Über guten Geschmack lässt sich streiten, er ist „Ansichtssache“ oder liegt im „Auge des Betrachters“?
„Chacun à son goût“ Hat wirklich Jede und Jeder einen eigenen Geschmack? Was sind Gestaltungsprinzipen und wie funktionieren diese in der Gestaltung mit Pflanzen?
Über guten Geschmack lässt sich streiten, er ist „Ansichtssache“ oder liegt im „Auge des Betrachters“? Nein! Privat kann dies gehalten werden, wie sie oder er es will, zum Beispiel, wenn es sich um Gaumenfreuden handelt. Aber grundsätzlich ist ein guter Geschmack, besonders, wenn es um Gestaltung geht, keineswegs nur Ansichtssache, sondern zum größeren Teil eine Frage von Kultur und Gesellschaft. Er beruht auf Gestaltungsprinzipien, unabhängig von persönlichen Vorlieben.
„Mein idealer Lebenszweck ist Borstenvieh und Schweinespeck“ das ist nicht nach jedem Geschmack und schon gar nicht nach meinem! Auch die ästhetischen Geschmäcker scheinen sich zu unterscheiden; ich suche nach übergeordneten Prinzipien in Bezug auf die Gestaltung mit Pflanzen im Raum.
Die Theorie: Gestaltungsprinzipien
Kreativität scheint frei von Gesetzen und Regeln zu sein. Es gibt jedoch viel mehr grundsätzliche Gestaltungsprinzipien als erwartet. Häufig werden Sie unterbewusst befolgt, wenn es zum Beispiel um ausgewogene Proportionen geht.
Ich möchte mich mit dem Prinzip „Reihung“ befassen – hier eine kleine Einordnung:
Komposition, Proportion, Kontrast und Dimension.
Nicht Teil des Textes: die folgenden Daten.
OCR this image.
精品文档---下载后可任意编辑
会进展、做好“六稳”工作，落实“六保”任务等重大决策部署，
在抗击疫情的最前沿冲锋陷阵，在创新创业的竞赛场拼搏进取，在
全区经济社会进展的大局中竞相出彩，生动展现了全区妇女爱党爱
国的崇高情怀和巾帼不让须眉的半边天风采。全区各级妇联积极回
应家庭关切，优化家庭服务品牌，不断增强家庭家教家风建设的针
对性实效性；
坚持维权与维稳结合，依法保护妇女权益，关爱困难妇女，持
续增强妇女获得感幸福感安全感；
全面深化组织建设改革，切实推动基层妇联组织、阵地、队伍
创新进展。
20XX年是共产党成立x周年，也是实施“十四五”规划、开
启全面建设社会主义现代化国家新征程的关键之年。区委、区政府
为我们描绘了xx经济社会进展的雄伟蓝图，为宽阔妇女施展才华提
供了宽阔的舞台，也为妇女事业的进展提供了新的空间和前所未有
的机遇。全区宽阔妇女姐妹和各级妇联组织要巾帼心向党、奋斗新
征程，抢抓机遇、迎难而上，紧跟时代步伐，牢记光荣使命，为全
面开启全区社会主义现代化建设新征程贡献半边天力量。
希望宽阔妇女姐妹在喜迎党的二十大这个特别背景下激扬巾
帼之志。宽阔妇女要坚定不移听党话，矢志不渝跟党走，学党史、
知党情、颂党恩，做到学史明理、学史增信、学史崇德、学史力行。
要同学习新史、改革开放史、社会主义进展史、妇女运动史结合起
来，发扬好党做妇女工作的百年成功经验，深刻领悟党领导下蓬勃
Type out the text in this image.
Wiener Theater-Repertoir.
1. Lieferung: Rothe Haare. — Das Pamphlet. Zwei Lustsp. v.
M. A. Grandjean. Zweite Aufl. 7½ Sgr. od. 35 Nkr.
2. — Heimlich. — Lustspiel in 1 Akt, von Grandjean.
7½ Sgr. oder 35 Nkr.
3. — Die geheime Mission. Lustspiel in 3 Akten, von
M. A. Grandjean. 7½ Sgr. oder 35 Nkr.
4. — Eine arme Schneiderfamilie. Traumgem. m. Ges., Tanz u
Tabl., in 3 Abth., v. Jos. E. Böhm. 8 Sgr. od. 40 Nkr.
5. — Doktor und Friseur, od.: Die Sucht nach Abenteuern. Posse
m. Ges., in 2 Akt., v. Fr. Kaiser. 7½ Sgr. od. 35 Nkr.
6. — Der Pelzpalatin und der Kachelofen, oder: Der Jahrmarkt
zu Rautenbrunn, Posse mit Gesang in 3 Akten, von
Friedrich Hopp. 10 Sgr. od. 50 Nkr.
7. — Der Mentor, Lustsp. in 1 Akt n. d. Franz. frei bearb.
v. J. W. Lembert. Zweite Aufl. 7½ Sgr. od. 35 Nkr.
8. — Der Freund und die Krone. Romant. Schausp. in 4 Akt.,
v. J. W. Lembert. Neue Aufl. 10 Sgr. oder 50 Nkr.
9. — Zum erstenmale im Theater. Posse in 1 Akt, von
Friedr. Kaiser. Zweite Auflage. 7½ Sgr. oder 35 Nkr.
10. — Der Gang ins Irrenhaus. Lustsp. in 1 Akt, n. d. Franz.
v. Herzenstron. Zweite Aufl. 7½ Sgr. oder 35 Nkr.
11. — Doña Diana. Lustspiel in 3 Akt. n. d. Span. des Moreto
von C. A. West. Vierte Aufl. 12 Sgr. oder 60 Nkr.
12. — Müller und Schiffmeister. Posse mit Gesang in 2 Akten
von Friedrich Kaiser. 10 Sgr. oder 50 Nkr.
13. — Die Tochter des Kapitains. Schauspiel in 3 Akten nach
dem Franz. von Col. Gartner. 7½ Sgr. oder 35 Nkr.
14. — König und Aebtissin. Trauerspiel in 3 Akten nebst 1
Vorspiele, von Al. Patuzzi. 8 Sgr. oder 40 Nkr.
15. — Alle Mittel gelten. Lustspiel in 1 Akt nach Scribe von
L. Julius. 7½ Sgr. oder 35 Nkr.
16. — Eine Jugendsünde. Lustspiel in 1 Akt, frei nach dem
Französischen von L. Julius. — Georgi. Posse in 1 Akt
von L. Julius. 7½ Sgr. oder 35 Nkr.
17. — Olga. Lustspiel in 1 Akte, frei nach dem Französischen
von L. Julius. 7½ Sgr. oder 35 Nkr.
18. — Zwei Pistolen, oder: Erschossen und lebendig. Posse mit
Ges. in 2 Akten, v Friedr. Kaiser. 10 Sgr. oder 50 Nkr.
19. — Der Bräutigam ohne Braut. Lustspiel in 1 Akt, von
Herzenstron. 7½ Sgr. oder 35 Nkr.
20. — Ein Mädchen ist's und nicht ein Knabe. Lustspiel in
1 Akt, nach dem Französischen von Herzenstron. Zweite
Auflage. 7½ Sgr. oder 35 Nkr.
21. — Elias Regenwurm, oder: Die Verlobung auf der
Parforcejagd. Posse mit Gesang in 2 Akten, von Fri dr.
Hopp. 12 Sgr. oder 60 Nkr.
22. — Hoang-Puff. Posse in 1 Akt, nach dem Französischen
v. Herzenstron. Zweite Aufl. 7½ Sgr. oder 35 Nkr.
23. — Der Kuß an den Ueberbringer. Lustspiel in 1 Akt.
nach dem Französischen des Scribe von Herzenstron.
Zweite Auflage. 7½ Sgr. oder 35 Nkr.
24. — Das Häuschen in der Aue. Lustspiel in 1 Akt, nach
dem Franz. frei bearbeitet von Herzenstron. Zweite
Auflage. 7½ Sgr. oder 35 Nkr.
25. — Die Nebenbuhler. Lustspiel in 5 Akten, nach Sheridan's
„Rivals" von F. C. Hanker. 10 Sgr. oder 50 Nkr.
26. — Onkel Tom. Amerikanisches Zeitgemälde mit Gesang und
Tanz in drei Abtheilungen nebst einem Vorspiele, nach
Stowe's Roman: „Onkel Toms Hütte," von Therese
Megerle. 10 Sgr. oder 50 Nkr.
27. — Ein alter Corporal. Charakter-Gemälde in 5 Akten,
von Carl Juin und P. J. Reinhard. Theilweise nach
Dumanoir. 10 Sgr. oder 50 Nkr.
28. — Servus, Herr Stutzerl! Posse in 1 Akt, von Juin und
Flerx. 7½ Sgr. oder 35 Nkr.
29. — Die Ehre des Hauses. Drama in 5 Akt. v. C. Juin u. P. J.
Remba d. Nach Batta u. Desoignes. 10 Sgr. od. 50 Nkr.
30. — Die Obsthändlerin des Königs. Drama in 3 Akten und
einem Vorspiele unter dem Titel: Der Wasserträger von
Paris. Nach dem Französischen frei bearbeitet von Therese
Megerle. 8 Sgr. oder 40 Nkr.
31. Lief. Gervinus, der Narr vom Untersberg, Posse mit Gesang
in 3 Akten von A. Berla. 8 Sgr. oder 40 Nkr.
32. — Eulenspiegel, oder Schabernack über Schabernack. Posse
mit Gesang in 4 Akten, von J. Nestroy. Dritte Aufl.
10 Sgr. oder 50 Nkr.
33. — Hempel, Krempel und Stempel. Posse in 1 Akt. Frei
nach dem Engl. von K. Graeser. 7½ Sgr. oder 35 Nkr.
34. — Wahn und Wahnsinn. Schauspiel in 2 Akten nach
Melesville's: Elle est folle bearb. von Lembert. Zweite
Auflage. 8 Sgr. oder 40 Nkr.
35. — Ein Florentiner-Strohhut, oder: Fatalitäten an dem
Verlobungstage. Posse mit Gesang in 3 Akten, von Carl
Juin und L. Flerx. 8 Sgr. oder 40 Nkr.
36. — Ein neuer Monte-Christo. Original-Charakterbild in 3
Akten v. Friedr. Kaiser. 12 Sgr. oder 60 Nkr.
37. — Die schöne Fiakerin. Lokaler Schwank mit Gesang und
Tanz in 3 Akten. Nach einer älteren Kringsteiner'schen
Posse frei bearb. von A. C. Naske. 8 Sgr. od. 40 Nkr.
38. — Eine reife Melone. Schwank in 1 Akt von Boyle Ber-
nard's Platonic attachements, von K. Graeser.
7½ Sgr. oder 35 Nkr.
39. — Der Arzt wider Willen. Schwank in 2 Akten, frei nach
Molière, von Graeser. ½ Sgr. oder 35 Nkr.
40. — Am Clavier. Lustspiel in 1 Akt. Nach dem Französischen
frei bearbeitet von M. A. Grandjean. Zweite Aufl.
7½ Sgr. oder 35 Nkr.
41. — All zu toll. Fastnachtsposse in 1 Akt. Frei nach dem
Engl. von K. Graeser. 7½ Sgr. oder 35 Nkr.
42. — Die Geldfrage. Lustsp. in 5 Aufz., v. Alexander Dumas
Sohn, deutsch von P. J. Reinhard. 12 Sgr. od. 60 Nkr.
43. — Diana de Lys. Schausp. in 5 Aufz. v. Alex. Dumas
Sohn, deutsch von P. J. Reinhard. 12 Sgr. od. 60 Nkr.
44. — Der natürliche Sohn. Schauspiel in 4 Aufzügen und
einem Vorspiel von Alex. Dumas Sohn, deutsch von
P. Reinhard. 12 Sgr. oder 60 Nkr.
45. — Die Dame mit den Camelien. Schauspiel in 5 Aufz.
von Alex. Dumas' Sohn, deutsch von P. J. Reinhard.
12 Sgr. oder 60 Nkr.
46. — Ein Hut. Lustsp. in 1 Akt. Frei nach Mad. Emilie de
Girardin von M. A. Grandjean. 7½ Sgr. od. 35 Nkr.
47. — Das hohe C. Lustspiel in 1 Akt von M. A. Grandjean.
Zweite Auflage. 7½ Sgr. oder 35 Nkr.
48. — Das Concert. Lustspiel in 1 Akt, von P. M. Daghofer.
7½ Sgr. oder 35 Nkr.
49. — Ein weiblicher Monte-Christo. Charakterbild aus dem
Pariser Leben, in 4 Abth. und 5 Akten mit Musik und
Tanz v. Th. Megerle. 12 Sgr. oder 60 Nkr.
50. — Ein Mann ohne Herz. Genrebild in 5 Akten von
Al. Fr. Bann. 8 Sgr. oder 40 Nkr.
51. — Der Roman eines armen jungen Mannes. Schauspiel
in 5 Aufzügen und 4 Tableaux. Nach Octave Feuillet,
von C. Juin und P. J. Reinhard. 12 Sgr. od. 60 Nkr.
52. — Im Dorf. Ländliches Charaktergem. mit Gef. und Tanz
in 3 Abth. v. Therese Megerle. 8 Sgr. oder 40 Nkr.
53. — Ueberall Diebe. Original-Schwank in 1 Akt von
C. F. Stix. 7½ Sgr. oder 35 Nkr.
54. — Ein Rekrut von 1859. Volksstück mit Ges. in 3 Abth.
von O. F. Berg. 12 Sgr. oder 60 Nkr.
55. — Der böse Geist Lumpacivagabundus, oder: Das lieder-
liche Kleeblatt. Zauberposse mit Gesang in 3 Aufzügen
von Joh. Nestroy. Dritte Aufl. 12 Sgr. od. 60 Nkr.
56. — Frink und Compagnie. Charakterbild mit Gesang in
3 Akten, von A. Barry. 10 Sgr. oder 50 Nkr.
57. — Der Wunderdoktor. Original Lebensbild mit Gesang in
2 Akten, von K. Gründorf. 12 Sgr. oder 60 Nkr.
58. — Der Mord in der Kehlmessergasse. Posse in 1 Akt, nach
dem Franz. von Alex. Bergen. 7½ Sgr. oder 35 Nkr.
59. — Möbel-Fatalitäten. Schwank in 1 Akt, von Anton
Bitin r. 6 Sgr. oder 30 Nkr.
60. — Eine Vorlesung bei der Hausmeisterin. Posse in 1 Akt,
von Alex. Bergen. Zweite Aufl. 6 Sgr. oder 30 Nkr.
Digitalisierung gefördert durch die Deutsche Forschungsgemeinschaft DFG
Diese Faktoren bestimmen im Westlichen das Erscheinungsbild und die Wirkung einer Gestaltung.
Ich möchte hier auf die Komposition eingehen; sie wird bestimmt durch Auswahl, Anordnung und Abstimmung der einzelnen Elemente. Grundlage jeder Komposition ist die Beziehung der Teile zum Ganzen. Kompositionsprinzipien sind unter anderem Reihungen, Symmetrie und Gliederung.
Mein Augenmerk liegt hier auf der Reihung, das heißt: gleiche oder sehr ähnliche Elemente werden wiederholt, wobei der Abstand gleichmäßig und ihre Ausrichtung erhalten bleiben.
Welche Schönheit verbirgt sich dahinter?
Die Schönheit der Wiederholung
Der Begriff der Wiederholung ist einerseits mit Langeweile und Monotonie negativ besetzt, andererseits verspricht Wiederholung auch Sicherheit, Stabilität und Orientierung.
Als Gestaltungsprinzip finden wir die Wiederholung in vielen Dingen, so zum Beispiel in Fassaden und Geländern. Ich denke zuerst an eine Allee mit stattlichen Bäumen.
Uns begegnet die Wiederholung auch in Gedichten und Musik. Gerade hier scheint mir, dass durch die Wiederholung eine Schönheit entsteht, die sich ohne sie nicht entfalten würde.
Die Wiederholung einer Bewegung, eines Gebetes oder eines Mantras kann Trancezustände und das Gefühl von Glückseligkeit hervorrufen. All´das steckt in der Wiederholung.
Erscheint eine Reihung zu monoton, ist es hilfreich, diese zu verändern und dadurch ein wenig Spannung und eine komplexere und vielschichtigere Harmonie zu erzeugen, ähnlich wie in der „broken symmetry“, der „annähernden Symmetrie“, wie sie in der Schönheit der lebendigen Natur, z.B. in einer Blüte, zu finden ist.
Wenn ich Pflanzen in einheitlichen Gefäßen in eine Reihe stelle, selbst wenn in jedem Gefäß dieselbe Pflanze steht, sind diese zwar im Grundsatz gleich, sie haben die gleiche Blattform, in ihrer Individualität sind sie jedoch immer ein wenig verschieden. Das Prinzip der „Einheit in der Mannigfaltigkeit“ besagt nichts anderes, als dass die Grundform in vielen Variationen immer wiederkehrt.
Es kommen also einige Prinzipien in der Gestaltung einer Reihe zusammen. Wird durch sie am Ende die Schönheit generiert? Ja und Nein. Mein Metier, die Gestaltung mit Pflanzen, ist ein besonderer Fall, nämlich durch die „Naturschönheit“ der Pflanzen an sich! Wir können nur eine Bühne bereiten.